Fenômeno ligado à poluição acende alerta ambiental e oferece risco à saúde.
Uma densa camada de espuma tóxica voltou a cobrir o Rio Tietê, em Salto, no interior de São Paulo, nesta quinta-feira (14). O fenômeno, provocado pela poluição acumulada no rio e agravado por fatores climáticos, colocou a prefeitura e órgãos ambientais em alerta.
Imagens aéreas mostraram trechos do rio completamente cobertos pela espuma. O problema ocorre quando resíduos de detergentes e outros produtos químicos, despejados sem tratamento adequado, são agitados pela força da água nas quedas d’água da cidade.
Segundo a Prefeitura de Salto, a situação é recorrente e está relacionada ao lançamento de esgoto sem tratamento em cidades da Grande São Paulo. A administração municipal informou que monitora o avanço da espuma e reforçou que a solução depende da redução da poluição despejada no rio ao longo do percurso.
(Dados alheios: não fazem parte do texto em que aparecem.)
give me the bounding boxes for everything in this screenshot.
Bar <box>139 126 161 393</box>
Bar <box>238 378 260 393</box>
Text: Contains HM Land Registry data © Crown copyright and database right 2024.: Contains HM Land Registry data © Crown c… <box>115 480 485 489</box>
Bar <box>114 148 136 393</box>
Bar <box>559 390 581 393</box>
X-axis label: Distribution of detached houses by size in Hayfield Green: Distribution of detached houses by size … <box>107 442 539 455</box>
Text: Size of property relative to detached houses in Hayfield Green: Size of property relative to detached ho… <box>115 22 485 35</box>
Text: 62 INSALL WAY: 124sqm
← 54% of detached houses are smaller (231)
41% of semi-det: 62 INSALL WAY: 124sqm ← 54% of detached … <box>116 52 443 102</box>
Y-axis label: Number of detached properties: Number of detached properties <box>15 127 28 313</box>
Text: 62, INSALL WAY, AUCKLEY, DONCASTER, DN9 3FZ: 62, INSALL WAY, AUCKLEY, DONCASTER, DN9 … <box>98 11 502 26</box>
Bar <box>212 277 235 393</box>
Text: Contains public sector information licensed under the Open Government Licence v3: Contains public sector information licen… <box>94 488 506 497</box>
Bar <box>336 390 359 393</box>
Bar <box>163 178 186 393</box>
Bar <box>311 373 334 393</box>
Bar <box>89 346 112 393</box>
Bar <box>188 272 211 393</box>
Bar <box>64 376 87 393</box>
A Companhia Ambiental do Estado de São Paulo informou que o episódio desta semana pode ter sido influenciado pela chuva registrada no último domingo (10), que carregou poluentes acumulados nas margens e em rios menores para o leito principal do Tietê. A Cetesb afirma que mantém ações de fiscalização na região.
Apesar de chamar a atenção de turistas no Complexo Turístico da Cachoeira, a espuma oferece risco à saúde. A Defesa Civil e a prefeitura orientam que moradores e visitantes não se aproximem, já que o contato pode causar irritação na pele e nos olhos.